A further disadvantage of the apparatus taught by U.S. Patent Application 2010/0288496 is that each of the balls are loaded through the axial bore of the injector by rotating the ball cartridge into a receiving position and then aligning each ball cartridge with the axial bore so as to be able receive a ball from above as it is dropped through the axial bore. This results in a time consuming an awkward loading procedure wherein balls are loaded serially, one after another, with each ball cartridge then being stroked between misaligned, aligned and then misaligned position. In an alternate loading procedure, this application suggest to pre-load the apparatus by removing the ball cartridges from each housing, seating the balls into each ball cartridge, and then reinstalling the loaded ball cartridges on each radial housing. This alternate loading procedure is also time consuming and awkward.

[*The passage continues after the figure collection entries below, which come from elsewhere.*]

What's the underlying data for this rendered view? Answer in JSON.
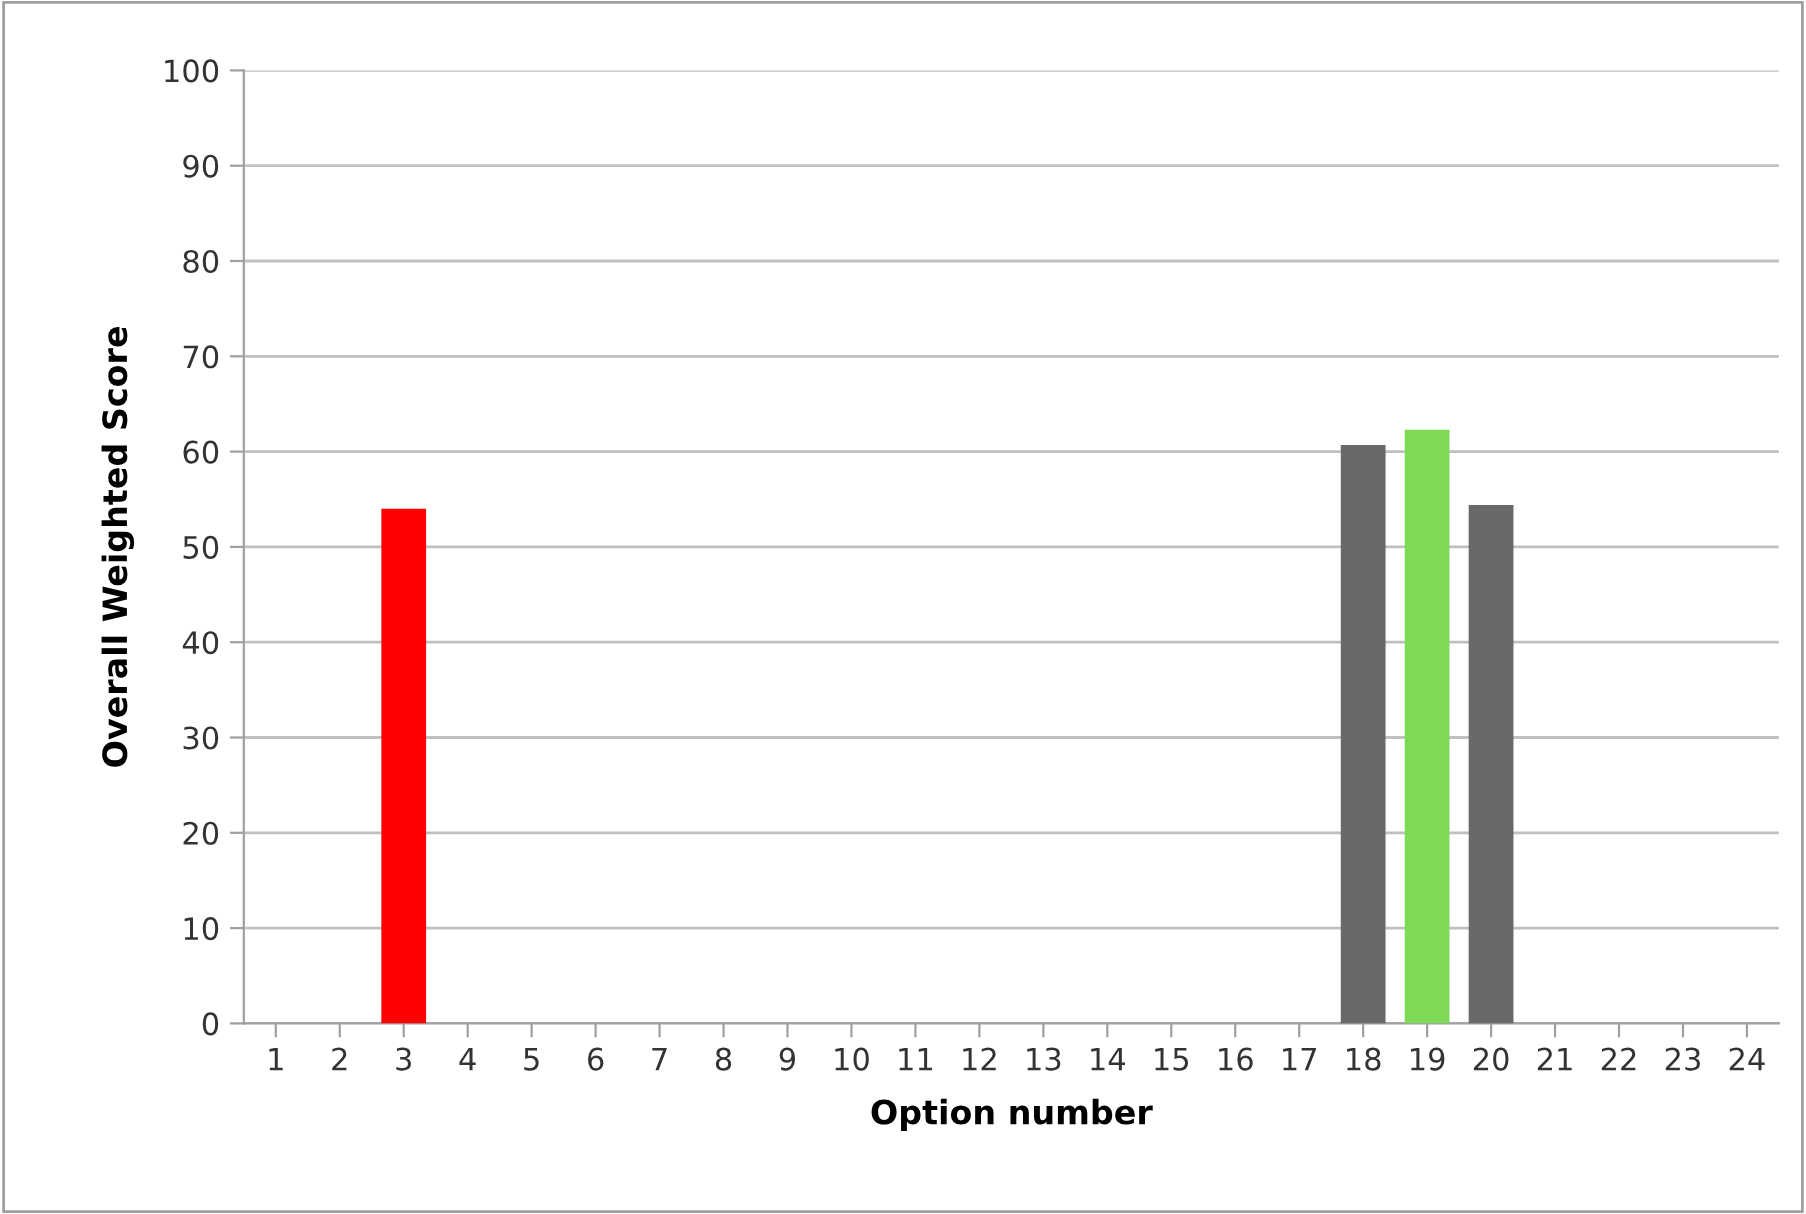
{
  "chart_data": {
    "type": "bar",
    "xlabel": "Option number",
    "ylabel": "Overall Weighted Score",
    "categories": [
      "1",
      "2",
      "3",
      "4",
      "5",
      "6",
      "7",
      "8",
      "9",
      "10",
      "11",
      "12",
      "13",
      "14",
      "15",
      "16",
      "17",
      "18",
      "19",
      "20",
      "21",
      "22",
      "23",
      "24"
    ],
    "values": [
      null,
      null,
      54.0,
      null,
      null,
      null,
      null,
      null,
      null,
      null,
      null,
      null,
      null,
      null,
      null,
      null,
      null,
      60.7,
      62.3,
      54.4,
      null,
      null,
      null,
      null
    ],
    "colors": [
      "#696969",
      "#696969",
      "#ff0000",
      "#696969",
      "#696969",
      "#696969",
      "#696969",
      "#696969",
      "#696969",
      "#696969",
      "#696969",
      "#696969",
      "#696969",
      "#696969",
      "#696969",
      "#696969",
      "#696969",
      "#696969",
      "#7ed957",
      "#696969",
      "#696969",
      "#696969",
      "#696969",
      "#696969"
    ],
    "ylim": [
      0,
      100
    ],
    "yticks": [
      0,
      10,
      20,
      30,
      40,
      50,
      60,
      70,
      80,
      90,
      100
    ],
    "grid": "y"
  }
}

Additionally, in the primary suggested loading procedure, the balls will need to be carefully aligned along the axial bore and above its particular ball cartridge before being dropped, so as to avoid missing the ball cartridge and then having the ball continue on downward the axial bore. If a dropped ball does miss the intended ball cartridge and continues downward the axial bore then, in a best case scenario such as during pre-loading, the ball exits at the bottom end of the injector to be simply retrieved and loading can then be attempted again. However, if a dropped ball misses the intended ball cartridge when the injector is mounted to the wellhead structure or above a gate valve, then the injector will have to be disconnected from the wellhead or gate valve so as to then retrieve the ball. In a worst case scenario, a ball that is dropped in the axial bore and which misses the ball cartridge could prematurely be launched down the wellbore and premature activate one or more downhole tools (such as packers), resulting a ruined fracturing operation. As such the application even teaches use of a calibrated tubular or sleeve to assist with the loading of the balls through the axial bore. This additional piece of equipment adds further complication to the apparatus and loading procedure.
Another disadvantage of these prior art devices is that they all require that the plurality of balls are all subject to the pressurized environment of the wellbore, while they are waiting to be released into the wellbore. One disadvantage of having all of the ball subject to wellbore pressure is that additional sealing components and engineering specifications (e.g. to meet typical 10,000 psi pressure rating) are required for these devices, making such ball injecting apparatus more complex and more expensive than would otherwise be the case. Furthermore, such prior art ball injecting apparatus has a potential for many different pressure leak points; thereby creating a potential safety hazard. Another disadvantage of having all the preloaded balls subject to wellbore pressure is that the entire ball injecting apparatus will need to be depressurized in order to reload and/or change ball sizes.
As such, there remains a need for a safe, simple and efficient apparatus and mechanism for loading balls therein and for subsequent introducing such balls into a wellbore.